What attracts you to working with light?

I got my undergrad and my BFA in theatrical lighting design at Boulder, so I had formal training. But I didn't like theater design because the director always had the ultimate say. As an artist, I'm the director. There's something magical about light. Think of all the Mayan temples and all these buildings that were built to celebrate the solstice or the equinox. That all has to do with light. Our universe is made of light; that's how we know it's out there. It's really intriguing to me. One piece I did is a large installation where I painted these rings with phosphorescent paint so it gets energy from the sun and it glows. I put it out in our field in our property in southern Colorado and it's just very magical to me.

You're also the curator and exhibition manager at the Arvada Center. How does curating affect the way that you create art?

It's my job, unfortunately, to tell artists, "Thanks, but no thanks." So there's a lot of pressure for me to put myself out as an artist because I'm allowing those people to say, "I don't like his art and he chose that person's art?" It really affects me because I think as a curator when I work with the artist I know the emotions, the commitment, the pure energy they put into their art, and I think it helps me understand and makes me put in extra effort to showcase their art the best we can here at the Arvada Center. And it's kind of opened up another world. There's the art administration world and then the artist world. It allows me more resources, more potential partners, more potential future artists to showcase. For Pirate, I think of myself purely as an artist. I don't have to be an administrator there.

Why do you choose to keep showing your work at Pirate?
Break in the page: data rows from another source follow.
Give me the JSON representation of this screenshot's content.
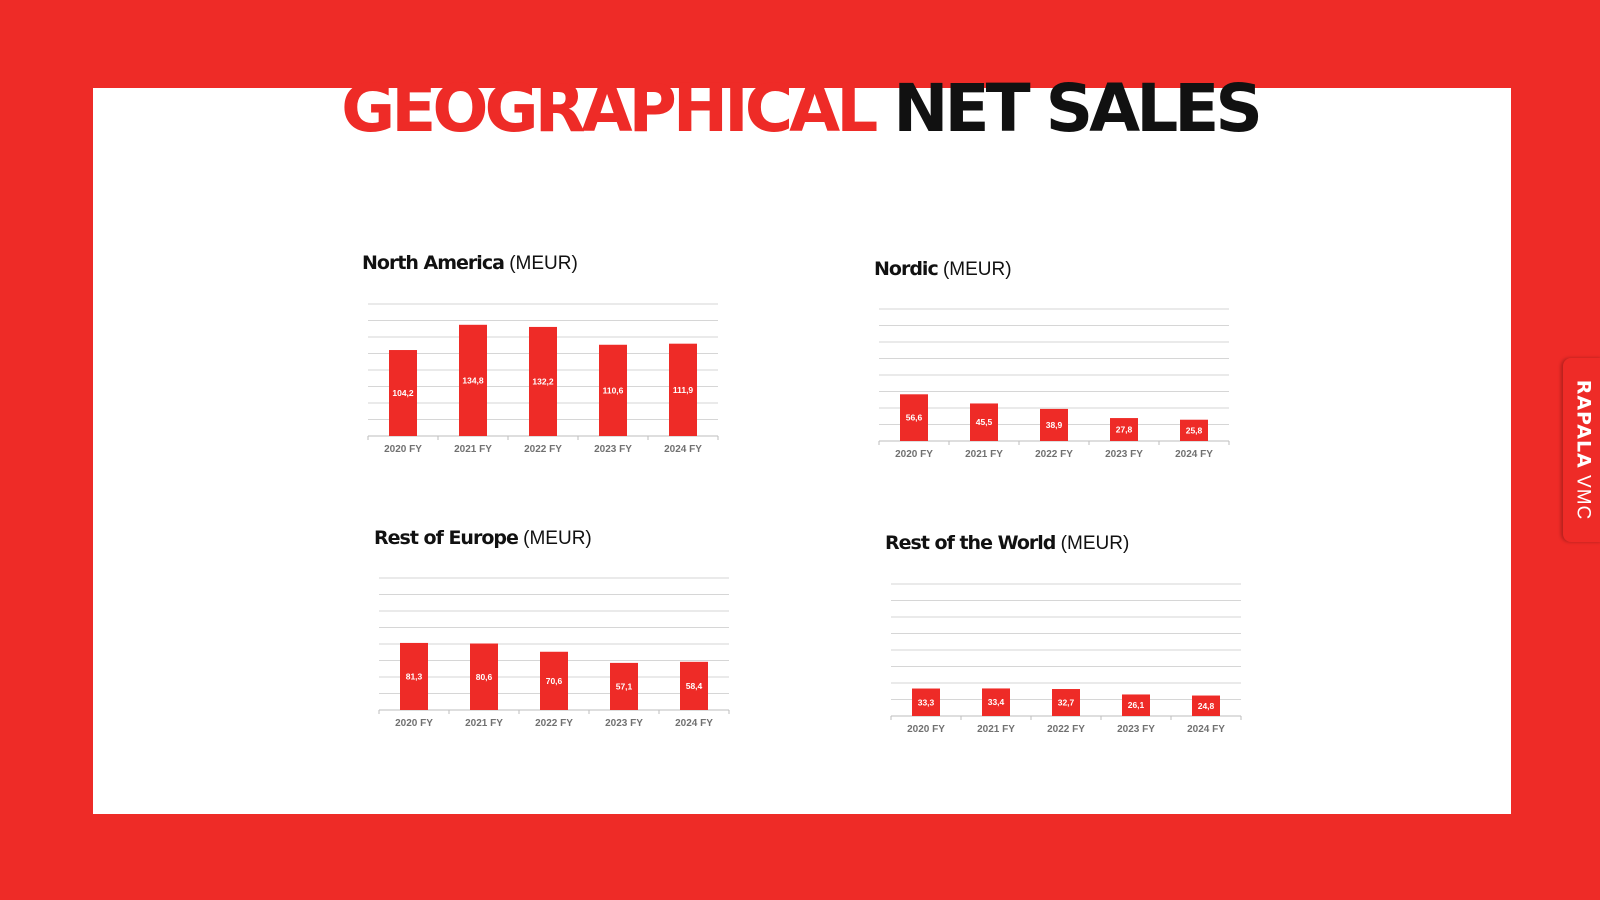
{
  "page": {
    "title_red": "GEOGRAPHICAL",
    "title_dark": "NET SALES",
    "brand_bold": "RAPALA",
    "brand_light": "VMC",
    "colors": {
      "accent": "#ee2b27",
      "background": "#ffffff",
      "text": "#111111"
    }
  },
  "chart_data": [
    {
      "type": "bar",
      "title_bold": "North America",
      "title_unit": "(MEUR)",
      "categories": [
        "2020 FY",
        "2021 FY",
        "2022 FY",
        "2023 FY",
        "2024 FY"
      ],
      "values": [
        104.2,
        134.8,
        132.2,
        110.6,
        111.9
      ],
      "value_labels": [
        "104,2",
        "134,8",
        "132,2",
        "110,6",
        "111,9"
      ],
      "ylim": [
        0,
        160
      ],
      "grid": true,
      "gridlines": 8
    },
    {
      "type": "bar",
      "title_bold": "Nordic",
      "title_unit": "(MEUR)",
      "categories": [
        "2020 FY",
        "2021 FY",
        "2022 FY",
        "2023 FY",
        "2024 FY"
      ],
      "values": [
        56.6,
        45.5,
        38.9,
        27.8,
        25.8
      ],
      "value_labels": [
        "56,6",
        "45,5",
        "38,9",
        "27,8",
        "25,8"
      ],
      "ylim": [
        0,
        160
      ],
      "grid": true,
      "gridlines": 8
    },
    {
      "type": "bar",
      "title_bold": "Rest of Europe",
      "title_unit": "(MEUR)",
      "categories": [
        "2020 FY",
        "2021 FY",
        "2022 FY",
        "2023 FY",
        "2024 FY"
      ],
      "values": [
        81.3,
        80.6,
        70.6,
        57.1,
        58.4
      ],
      "value_labels": [
        "81,3",
        "80,6",
        "70,6",
        "57,1",
        "58,4"
      ],
      "ylim": [
        0,
        160
      ],
      "grid": true,
      "gridlines": 8
    },
    {
      "type": "bar",
      "title_bold": "Rest of the World",
      "title_unit": "(MEUR)",
      "categories": [
        "2020 FY",
        "2021 FY",
        "2022 FY",
        "2023 FY",
        "2024 FY"
      ],
      "values": [
        33.3,
        33.4,
        32.7,
        26.1,
        24.8
      ],
      "value_labels": [
        "33,3",
        "33,4",
        "32,7",
        "26,1",
        "24,8"
      ],
      "ylim": [
        0,
        160
      ],
      "grid": true,
      "gridlines": 8
    }
  ]
}
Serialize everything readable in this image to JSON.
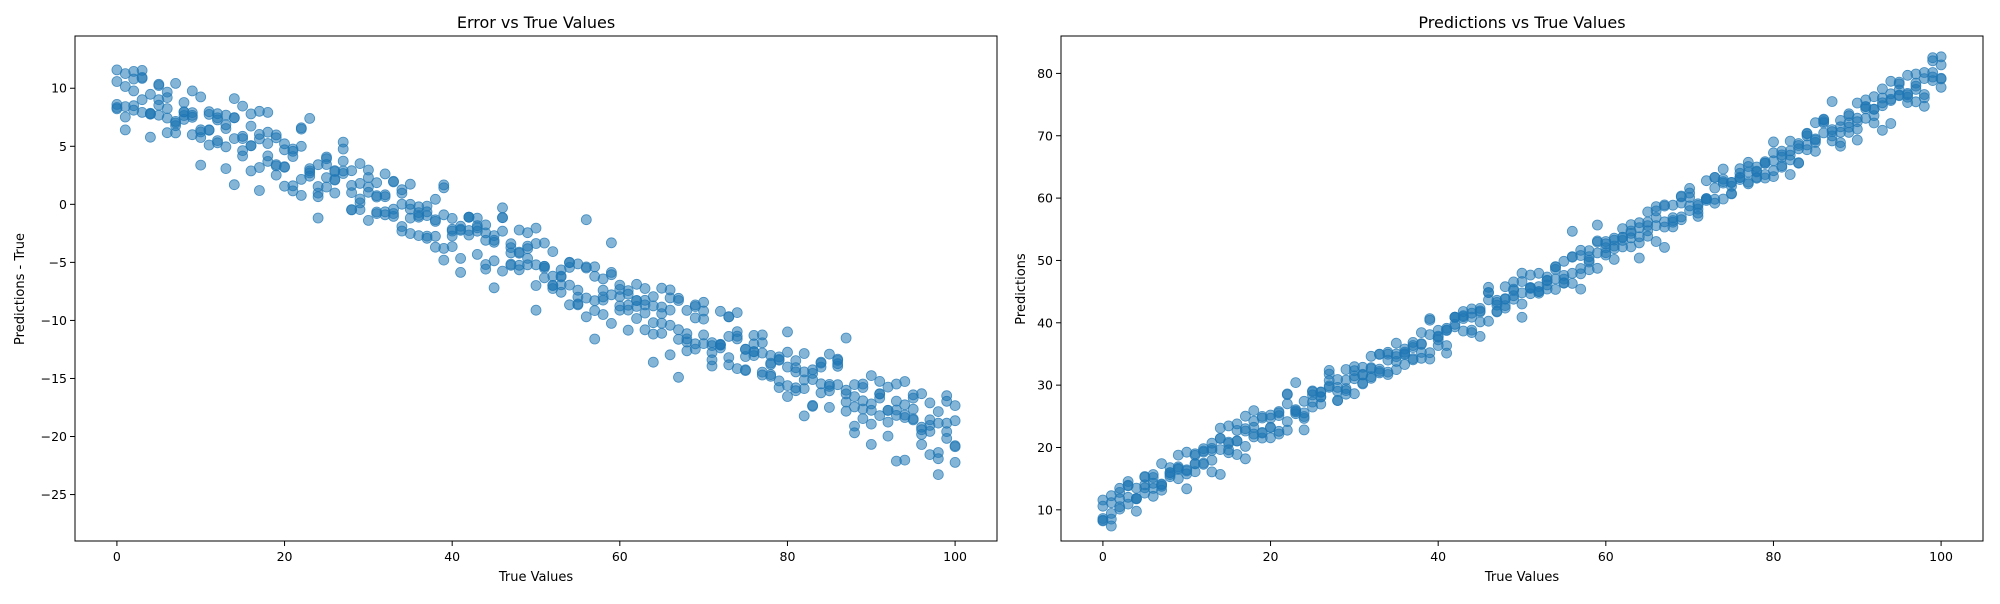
{
  "figure": {
    "background": "#ffffff",
    "point_color": "#1f77b4",
    "point_alpha": 0.55
  },
  "chart_data": [
    {
      "type": "scatter",
      "title": "Error vs True Values",
      "xlabel": "True Values",
      "ylabel": "Predictions - True",
      "xlim": [
        -5,
        105
      ],
      "ylim": [
        -29,
        14.5
      ],
      "xticks": [
        0,
        20,
        40,
        60,
        80,
        100
      ],
      "xtick_labels": [
        "0",
        "20",
        "40",
        "60",
        "80",
        "100"
      ],
      "yticks": [
        -25,
        -20,
        -15,
        -10,
        -5,
        0,
        5,
        10
      ],
      "ytick_labels": [
        "−25",
        "−20",
        "−15",
        "−10",
        "−5",
        "0",
        "5",
        "10"
      ],
      "grid": false,
      "trend": {
        "intercept": 10,
        "slope": -0.3
      },
      "x": [],
      "y": []
    },
    {
      "type": "scatter",
      "title": "Predictions vs True Values",
      "xlabel": "True Values",
      "ylabel": "Predictions",
      "xlim": [
        -5,
        105
      ],
      "ylim": [
        5,
        86
      ],
      "xticks": [
        0,
        20,
        40,
        60,
        80,
        100
      ],
      "xtick_labels": [
        "0",
        "20",
        "40",
        "60",
        "80",
        "100"
      ],
      "yticks": [
        10,
        20,
        30,
        40,
        50,
        60,
        70,
        80
      ],
      "ytick_labels": [
        "10",
        "20",
        "30",
        "40",
        "50",
        "60",
        "70",
        "80"
      ],
      "grid": false,
      "trend": {
        "intercept": 10,
        "slope": 0.7
      },
      "x": [],
      "y": []
    }
  ]
}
Pirate's great. The reason Pirate exists is for exhibitions like mine and many of the other artists who show there. It's pushing the boundaries, taking risks. A lot of this work, some of it may work and some of it may not. I'll tweak it in the studio and hopefully have the experience to take it to another institution where it may be more polished. Pirate allows for that risk-taking opportunity. And the history of Pirate is just amazing. I grew up there as a kid; my dad's an artist and he showed at Pirate a couple times.

Any of the major, in my opinion, successful artists in Denver and Colorado I feel like at some point showed at Pirate either as a member or as a guest or as part of a juried exhibition. Current Pirates and former Pirates, we all have something in common. We all understand. So many artists like Monique Crine and Christine Buchsbaum, who are fellow Pirates, continue to show at Pirate and also show at all these great galleries in town as well. I think they continue to show at Pirate because it allows them a testing ground. And that's why when you go see an exhibition there it's exhibitions you would never see anywhere else because of that fact. I love Pirate. It would be a hard day for me to leave Pirate.